OR WAIT null SECS
A new study highlights key risk factors of cold-induced anaphylaxis, including genetic markers and elevated IgE, expanding on findings from the COLD-CE study.
A new study revealed a link between cold-induced anaphylaxis and new high-risk features, including typical cold urticaria, greater total immunoglobulin E (IgE) levels, and a greater prevalence of KIT p.D816V and hereditary α-tryptasemia (HαT).1
These data also confirmed a higher frequency of clinical features associated with cold-induced anaphylaxis previously reported by the large, multicenter COLD-CE study, including generalized wheals, skin angioedema, oropharyngeal/laryngeal manifestations, and itchy earlobes.
“To the best of our knowledge, this is the first study to systematically analyze [basal serum tryptase] levels, KIT p.D816V, HαT, and IgE levels in patients with [cold urticaria] and [cold-induced anaphylaxis],” wrote investigators, led by Mojca Bizjak, MD, PhD, from the University Clinic of Respiratory and Allergic Diseases Golnik in Slovenia. “Our findings provide new insights into the clinical and laboratory characteristics of these conditions.”
The mechanisms by which cold urticaria leads to cold-induced anaphylaxis remain unclear, as do the clinical features that could guide treatment. Investigators sought to assess basal serum tryptase and IgE levels in cold urticaria and cold-induced anaphylaxis, their associations with clinical features, and the utility of testing for the KIT p.D816V variant in blood leukocytes and heredity α-tryptasemia.2,3
The study included 92 adults with cold urticaria. Cold-induced anaphylaxis was defined as a reaction involving skin and/or mucosal tissue with ≥1 additional cardiovascular, respiratory, and gastrointestinal symptomatic manifestation. Investigators collected data on patient history, standard cold stimulation testing (sCST) using an ice cube and TempTest, and laboratory tests.1
Among the participants, 35.9% were diagnosed with cold-induced anaphylaxis. Based on sCST, approximately 52.2% cases of typical cold urticaria, 42.4% cases of cold urticaria with a negative test, and 5.4% cases of cold reflux urticaria were identified in the population.

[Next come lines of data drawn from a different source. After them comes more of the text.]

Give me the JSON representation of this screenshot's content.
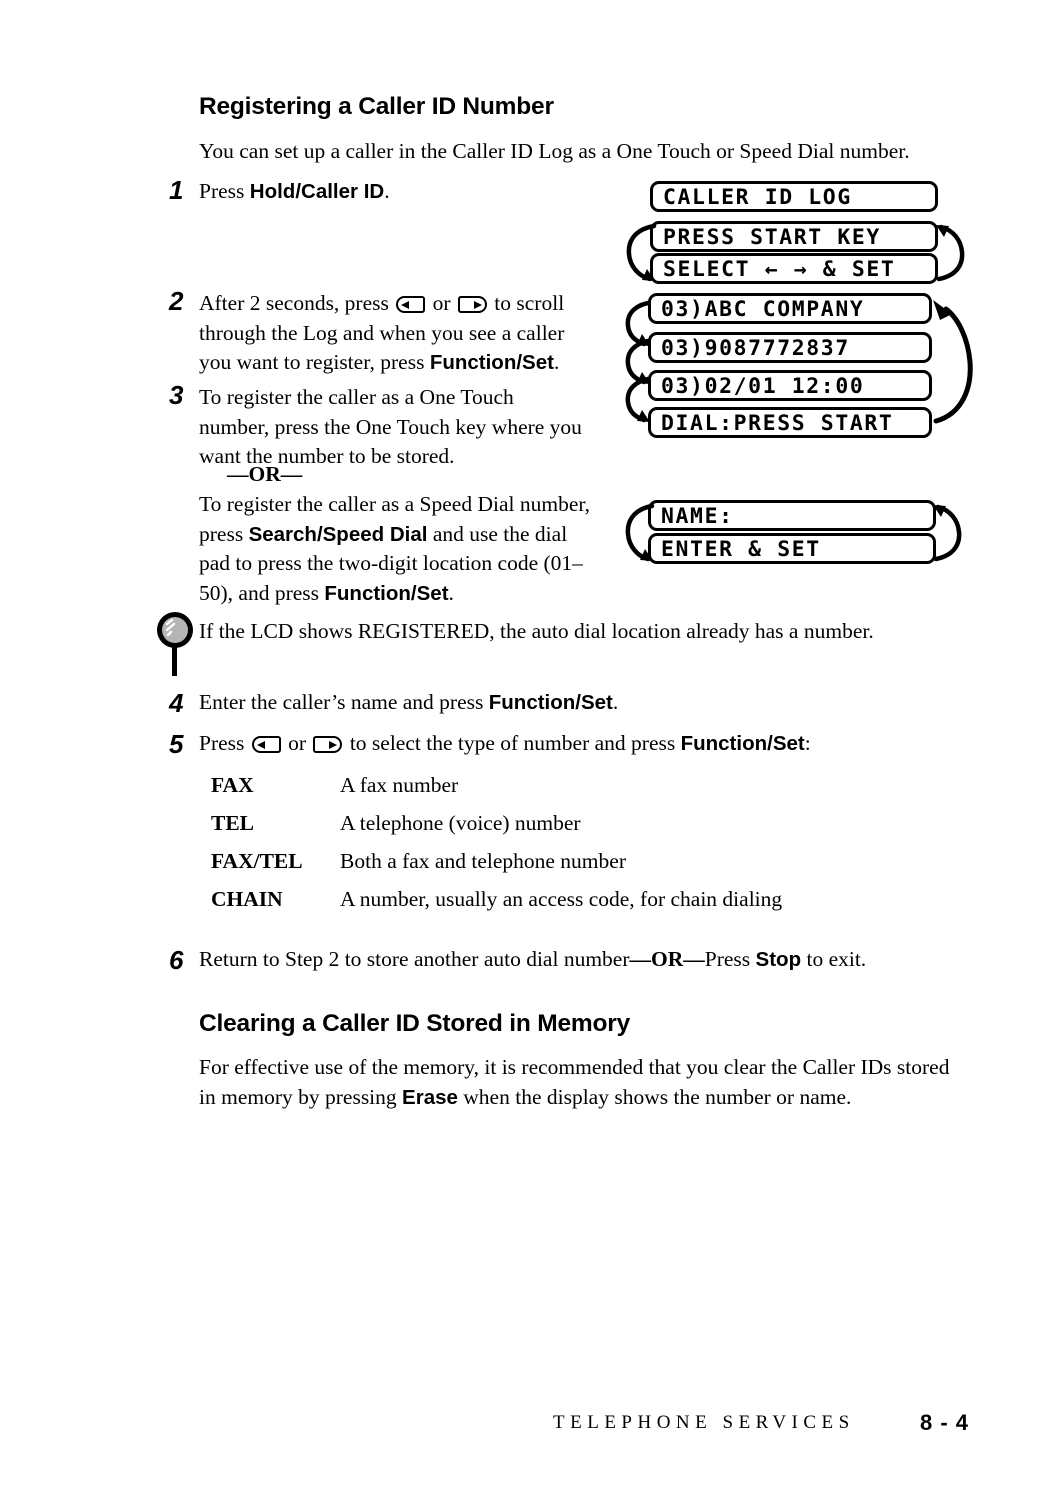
{
  "document": {
    "section1_heading": "Registering a Caller ID Number",
    "intro": "You can set up a caller in the Caller ID Log as a One Touch or Speed Dial number.",
    "section2_heading": "Clearing a Caller ID Stored in Memory",
    "section2_body_line1": "For effective use of the memory, it is recommended that you clear the Caller IDs stored",
    "section2_body_line2_pre": "in memory by pressing ",
    "section2_body_line2_bold": "Erase",
    "section2_body_line2_post": " when the display shows the number or name."
  },
  "steps": {
    "n1": "1",
    "n2": "2",
    "n3": "3",
    "n4": "4",
    "n5": "5",
    "n6": "6",
    "step1": {
      "pre": "Press ",
      "bold": "Hold/Caller ID",
      "post": "."
    },
    "step2": {
      "line1_pre": "After 2 seconds, press ",
      "line1_mid": " or ",
      "line1_post": " to scroll",
      "line2": "through the Log and when you see a caller",
      "line3_pre": "you want to register, press ",
      "line3_bold": "Function/Set",
      "line3_post": "."
    },
    "step3": {
      "line1": "To register the caller as a One Touch",
      "line2": "number, press the One Touch key where you",
      "line3": "want the number to be stored.",
      "or": "—OR—",
      "line4": "To register the caller as a Speed Dial number,",
      "line5_pre": "press ",
      "line5_bold": "Search/Speed Dial",
      "line5_post": " and use the dial",
      "line6": "pad to press the two-digit location code (01–",
      "line7_pre": "50), and press ",
      "line7_bold": "Function/Set",
      "line7_post": "."
    },
    "note": "If the LCD shows REGISTERED, the auto dial location already has a number.",
    "step4": {
      "pre": "Enter the caller’s name and press ",
      "bold": "Function/Set",
      "post": "."
    },
    "step5": {
      "pre": "Press ",
      "mid": " or ",
      "post": " to select the type of number and press ",
      "bold": "Function/Set",
      "end": ":"
    },
    "step6": {
      "pre": "Return to Step 2 to store another auto dial number",
      "or": "—OR—",
      "mid": "Press ",
      "bold": "Stop",
      "post": " to exit."
    }
  },
  "number_types": [
    {
      "term": "FAX",
      "desc": "A fax number"
    },
    {
      "term": "TEL",
      "desc": "A telephone (voice) number"
    },
    {
      "term": "FAX/TEL",
      "desc": "Both a fax and telephone number"
    },
    {
      "term": "CHAIN",
      "desc": "A number, usually an access code, for chain dialing"
    }
  ],
  "lcd_group1": [
    {
      "text": "CALLER ID LOG"
    },
    {
      "text": "PRESS START KEY"
    },
    {
      "text": "SELECT ← → & SET"
    }
  ],
  "lcd_group2": [
    {
      "text": "03)ABC COMPANY"
    },
    {
      "text": "03)9087772837"
    },
    {
      "text": "03)02/01 12:00"
    },
    {
      "text": "DIAL:PRESS START"
    }
  ],
  "lcd_group3": [
    {
      "text": "NAME:"
    },
    {
      "text": "ENTER & SET"
    }
  ],
  "footer": {
    "title": "TELEPHONE SERVICES",
    "page": "8 - 4"
  },
  "colors": {
    "ink": "#000000",
    "paper": "#ffffff",
    "pin_fill": "#b5b5b5"
  }
}
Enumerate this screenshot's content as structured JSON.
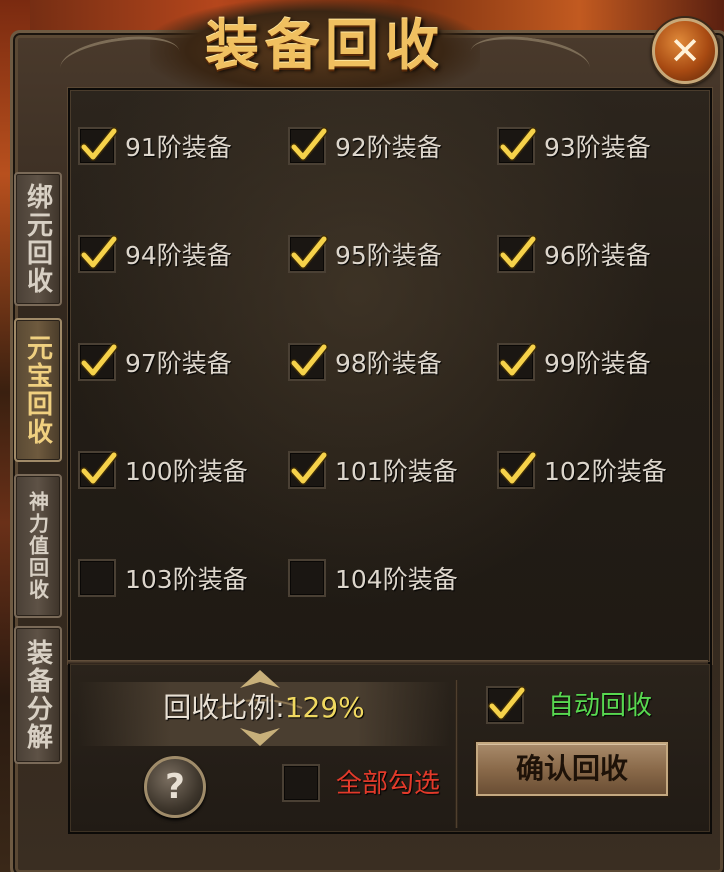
{
  "window": {
    "title": "装备回收",
    "close_icon": "close-icon"
  },
  "tabs": [
    {
      "label": "绑元回收",
      "active": false
    },
    {
      "label": "元宝回收",
      "active": true
    },
    {
      "label": "神力值回收",
      "active": false
    },
    {
      "label": "装备分解",
      "active": false
    }
  ],
  "options": [
    {
      "label": "91阶装备",
      "checked": true
    },
    {
      "label": "92阶装备",
      "checked": true
    },
    {
      "label": "93阶装备",
      "checked": true
    },
    {
      "label": "94阶装备",
      "checked": true
    },
    {
      "label": "95阶装备",
      "checked": true
    },
    {
      "label": "96阶装备",
      "checked": true
    },
    {
      "label": "97阶装备",
      "checked": true
    },
    {
      "label": "98阶装备",
      "checked": true
    },
    {
      "label": "99阶装备",
      "checked": true
    },
    {
      "label": "100阶装备",
      "checked": true
    },
    {
      "label": "101阶装备",
      "checked": true
    },
    {
      "label": "102阶装备",
      "checked": true
    },
    {
      "label": "103阶装备",
      "checked": false
    },
    {
      "label": "104阶装备",
      "checked": false
    }
  ],
  "ratio": {
    "label": "回收比例:",
    "value": "129%"
  },
  "auto_recycle": {
    "label": "自动回收",
    "checked": true
  },
  "select_all": {
    "label": "全部勾选",
    "checked": false
  },
  "confirm_button": {
    "label": "确认回收"
  },
  "help_button": {
    "label": "?"
  },
  "colors": {
    "title": "#f0c060",
    "ratio_value": "#f0d860",
    "auto_label": "#58d850",
    "select_all_label": "#e23a2a",
    "tick": "#f6d24a"
  }
}
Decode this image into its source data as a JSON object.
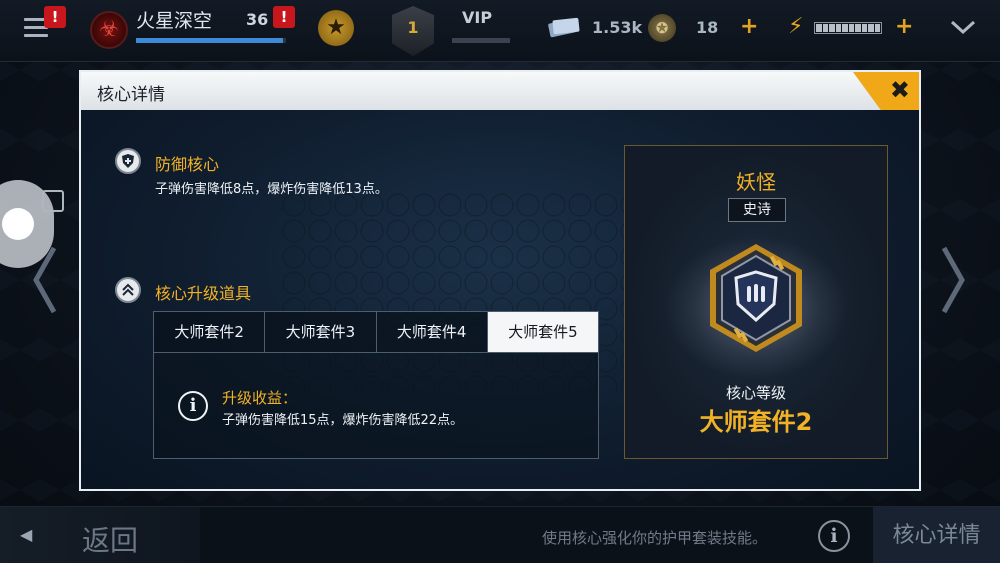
{
  "topbar": {
    "alert_mark": "!",
    "player_name": "火星深空",
    "player_level": "36",
    "xp_progress": 0.98,
    "rank_number": "1",
    "vip_label": "VIP",
    "cash_amount": "1.53k",
    "gold_amount": "18",
    "plus_symbol": "+"
  },
  "modal": {
    "title": "核心详情",
    "defense": {
      "title": "防御核心",
      "description": "子弹伤害降低8点，爆炸伤害降低13点。"
    },
    "upgrade": {
      "title": "核心升级道具",
      "tabs": [
        "大师套件2",
        "大师套件3",
        "大师套件4",
        "大师套件5"
      ],
      "active_tab_index": 3,
      "benefit_title": "升级收益：",
      "benefit_description": "子弹伤害降低15点，爆炸伤害降低22点。"
    },
    "core": {
      "name": "妖怪",
      "rarity": "史诗",
      "level_label": "核心等级",
      "level_value": "大师套件2"
    }
  },
  "bottombar": {
    "back_label": "返回",
    "hint": "使用核心强化你的护甲套装技能。",
    "tab_label": "核心详情"
  },
  "colors": {
    "accent_gold": "#f2b225",
    "close_orange": "#f0a718",
    "alert_red": "#c8161d",
    "xp_blue": "#3d8ad6"
  },
  "icons": [
    "menu-icon",
    "biohazard-icon",
    "star-icon",
    "rank-icon",
    "cash-icon",
    "gold-icon",
    "energy-icon",
    "chevron-down-icon",
    "close-icon",
    "shield-icon",
    "chevron-up-icon",
    "info-icon",
    "armor-core-icon",
    "chevron-left-icon",
    "chevron-right-icon"
  ]
}
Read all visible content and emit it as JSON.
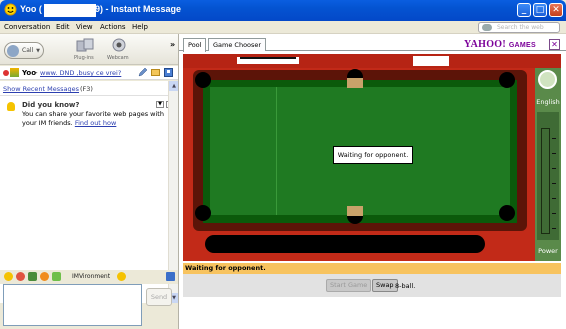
{
  "window": {
    "title_prefix": "Yoo (",
    "title_suffix": "9) - Instant Message",
    "controls": {
      "minimize": "_",
      "maximize": "□",
      "close": "✕"
    }
  },
  "menu": {
    "items": [
      "Conversation",
      "Edit",
      "View",
      "Actions",
      "Help"
    ],
    "search_placeholder": "Search the web"
  },
  "toolbar": {
    "call_label": "Call",
    "plugins_label": "Plug-ins",
    "webcam_label": "Webcam",
    "more_label": "»"
  },
  "contact": {
    "name": "Yoo",
    "separator": "-",
    "status_message": "www. DND ,busy ce vrei?"
  },
  "history": {
    "show_recent_label": "Show Recent Messages",
    "show_recent_shortcut": "(F3)",
    "tip": {
      "heading": "Did you know?",
      "body": "You can share your favorite web pages with your IM friends.",
      "link": "Find out how"
    }
  },
  "composer": {
    "imvironment_label": "IMVironment",
    "send_label": "Send",
    "input_value": ""
  },
  "tabs": {
    "items": [
      "Pool",
      "Game Chooser"
    ],
    "active": "Pool",
    "brand": "YAHOO!",
    "brand_suffix": "GAMES"
  },
  "game": {
    "waiting_dialog": "Waiting for opponent.",
    "english_label": "English",
    "power_label": "Power",
    "status_line": "Waiting for opponent.",
    "start_game_label": "Start Game",
    "swap_label": "Swap",
    "mode_label": "8-ball."
  },
  "colors": {
    "titlebar": "#0453d1",
    "table_felt": "#1f7a22",
    "table_rail": "#c22a18",
    "status_bar": "#f7c35f",
    "brand": "#7b0099"
  }
}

Compared to typical cold urticaria, a negative sCST was linked to fewer instances of cold-induced anaphylaxis (P =.004), but more spontaneous wheals (P <.001). Patients with cold-induced anaphylaxis were more often to present generalized wheals (P =.047), skin angioedema (P =.007), oropharyngeal/laryngeal manifestations (P <.001), and itchy earlobes (P =.002) than patients with non-cold-induced anaphylaxis.
Increased basal serum tryptase (BST) levels (> 11.4 ng/mL) were attributed to KIT p.D816V or HαT in 9.8% of patients. Moreover, KIT p.D816V was detected in 6.6% of patients with cold urticaria and 6.3% of patients with cold-induced anaphylaxis.
Further analysis showed the prevalence of HαT was greater in patients with cold urticaria (10.9%; P =.041) and cold-induced anaphylaxis (15.2%; P =.038) than in the general population (estimated at 5.7%). Total IgE levels were significantly greater in patients with cold-induced anaphylaxis than those without cold-induced anaphylaxis (P = .021).
“Our findings demonstrate a higher prevalence of HαT and KIT p.D816V in cold urticaria and cold-induced anaphylaxis compared to the general population,” Bizjak and colleagues wrote. “These results raise the hypothesis that HαT and clonal MC disease may contribute to the pathogenesis of cold urticaria and cold-induced anaphylaxis in some patients. Additionally, elevated IgE levels could serve as a potential biomarker for cold-induced anaphylaxis.”